I am a clinical epidemiologist and this is my first post here.

We have a clinical dataset that is arriving from an epidemiological observational study, where the 3 examinations have been performed on (different) representative samples at 3 different time points. The aim of the study is to see if there is an influence of the exposure on the outcome over the period of time. I found a similar (unpublished) study that had similar study design. They had used multivariable logistic regression and Oaxaca decomposition analyses. I have gone through the literature for Oaxaca decomposition and as a non-mathematician, it was difficult for me to understand it. Are there any other tools that I could explore for our repeated cross-sectional data.

P.S.: I use Stata for data analyses, but I could also use R if needed.

1 Like

we’d need to know a lot more eg what is being measured etc

incidentally, id refer to “multivariavle logistic regression” as logistic regression since it is always multivariable. No one ever does this in the literature, but that is because everyone is mimicing one another …

We have measured periodontal parameter on each tooth (PD: ranging from 1-12). Mean value of PD from all teeth will be our main outcome. We might also consider to categorize the participants based on the mean values into a categorical variable (mild/moderate/severe). These (continuous and ordinal) variables need to be regressed over exposure (binomial) variable. Furthermore, we need to adjust for other potential confounders. Hope this explanation helps.

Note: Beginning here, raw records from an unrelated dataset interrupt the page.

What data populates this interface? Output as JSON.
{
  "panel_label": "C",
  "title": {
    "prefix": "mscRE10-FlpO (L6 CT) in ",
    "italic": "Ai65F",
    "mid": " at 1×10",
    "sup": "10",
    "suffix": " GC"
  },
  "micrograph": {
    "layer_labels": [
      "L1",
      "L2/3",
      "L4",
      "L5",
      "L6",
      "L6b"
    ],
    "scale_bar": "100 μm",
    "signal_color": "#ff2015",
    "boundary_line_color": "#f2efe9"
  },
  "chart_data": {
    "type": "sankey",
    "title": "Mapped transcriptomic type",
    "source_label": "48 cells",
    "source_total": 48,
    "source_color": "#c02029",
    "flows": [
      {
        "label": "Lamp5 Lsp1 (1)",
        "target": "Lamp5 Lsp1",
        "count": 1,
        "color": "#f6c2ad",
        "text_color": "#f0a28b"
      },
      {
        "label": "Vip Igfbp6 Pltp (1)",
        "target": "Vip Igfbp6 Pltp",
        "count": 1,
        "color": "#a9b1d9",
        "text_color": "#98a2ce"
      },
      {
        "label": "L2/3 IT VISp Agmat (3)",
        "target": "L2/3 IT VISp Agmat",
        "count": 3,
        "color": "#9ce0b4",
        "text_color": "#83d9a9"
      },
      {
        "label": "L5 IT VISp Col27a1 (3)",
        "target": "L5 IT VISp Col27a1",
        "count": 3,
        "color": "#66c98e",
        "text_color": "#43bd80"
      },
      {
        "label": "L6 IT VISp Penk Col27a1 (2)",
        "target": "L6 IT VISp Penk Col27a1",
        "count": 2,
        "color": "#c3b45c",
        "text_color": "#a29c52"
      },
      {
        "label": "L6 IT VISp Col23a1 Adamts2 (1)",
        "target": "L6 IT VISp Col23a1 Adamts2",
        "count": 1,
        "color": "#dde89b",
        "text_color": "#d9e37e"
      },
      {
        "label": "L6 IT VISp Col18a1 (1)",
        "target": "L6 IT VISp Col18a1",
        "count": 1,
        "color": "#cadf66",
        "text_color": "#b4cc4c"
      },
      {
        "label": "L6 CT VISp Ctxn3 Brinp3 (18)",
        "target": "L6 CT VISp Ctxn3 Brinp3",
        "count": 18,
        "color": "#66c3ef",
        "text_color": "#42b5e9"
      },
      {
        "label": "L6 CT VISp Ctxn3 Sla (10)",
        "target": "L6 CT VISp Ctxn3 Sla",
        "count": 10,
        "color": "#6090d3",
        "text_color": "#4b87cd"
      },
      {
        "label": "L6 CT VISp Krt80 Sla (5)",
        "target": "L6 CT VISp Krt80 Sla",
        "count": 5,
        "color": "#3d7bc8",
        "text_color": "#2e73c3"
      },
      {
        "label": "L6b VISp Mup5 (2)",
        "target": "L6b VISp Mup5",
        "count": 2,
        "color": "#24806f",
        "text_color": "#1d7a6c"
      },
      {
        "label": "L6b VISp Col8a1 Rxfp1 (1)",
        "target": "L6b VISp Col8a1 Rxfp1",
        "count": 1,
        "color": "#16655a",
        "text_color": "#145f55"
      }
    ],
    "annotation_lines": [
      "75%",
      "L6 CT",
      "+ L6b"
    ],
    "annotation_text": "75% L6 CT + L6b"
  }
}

i assume ‘exposure’ is not randomised. Any missing data? if only one PD is missing then the mean is missing? Personally, i think there’s too much collapsing of data into summary stats, categories etc. I might just do it as multivariate repeated measures and retain the original data, but that’s for the subject matter expert to decide. I still dont feel like i know enough about what is being analysed and context etc

The exposure is not randomised. The participants chose their own method. And it is normal to have missing teeth, or unable to measure PD at some surfaces due to some other clinical reasons. Therefore, we take row means for all available teeth.

I have been thinking of multi-level modelling too, but in that case, would you just have time as random slope, and no patient ID in the model?

A hierarchical (multilevel) model seems a good option (mixed in Stata). In that case, each participant is a cluster of observations, with the PD for each tooth as the lowest level variable (tooth nested within participant). You would have a random intercept at the participant level. This will account for the correlation among the PD values within a participant and to “adjust” for participant-level unmeasured factors (oral hygiene?). I believe that avoids the issue of different number of teeth per participant. You could also analyze PD as a dichotomous variable. Whether or not you need a random effects (coefficients) is a subject matter issue.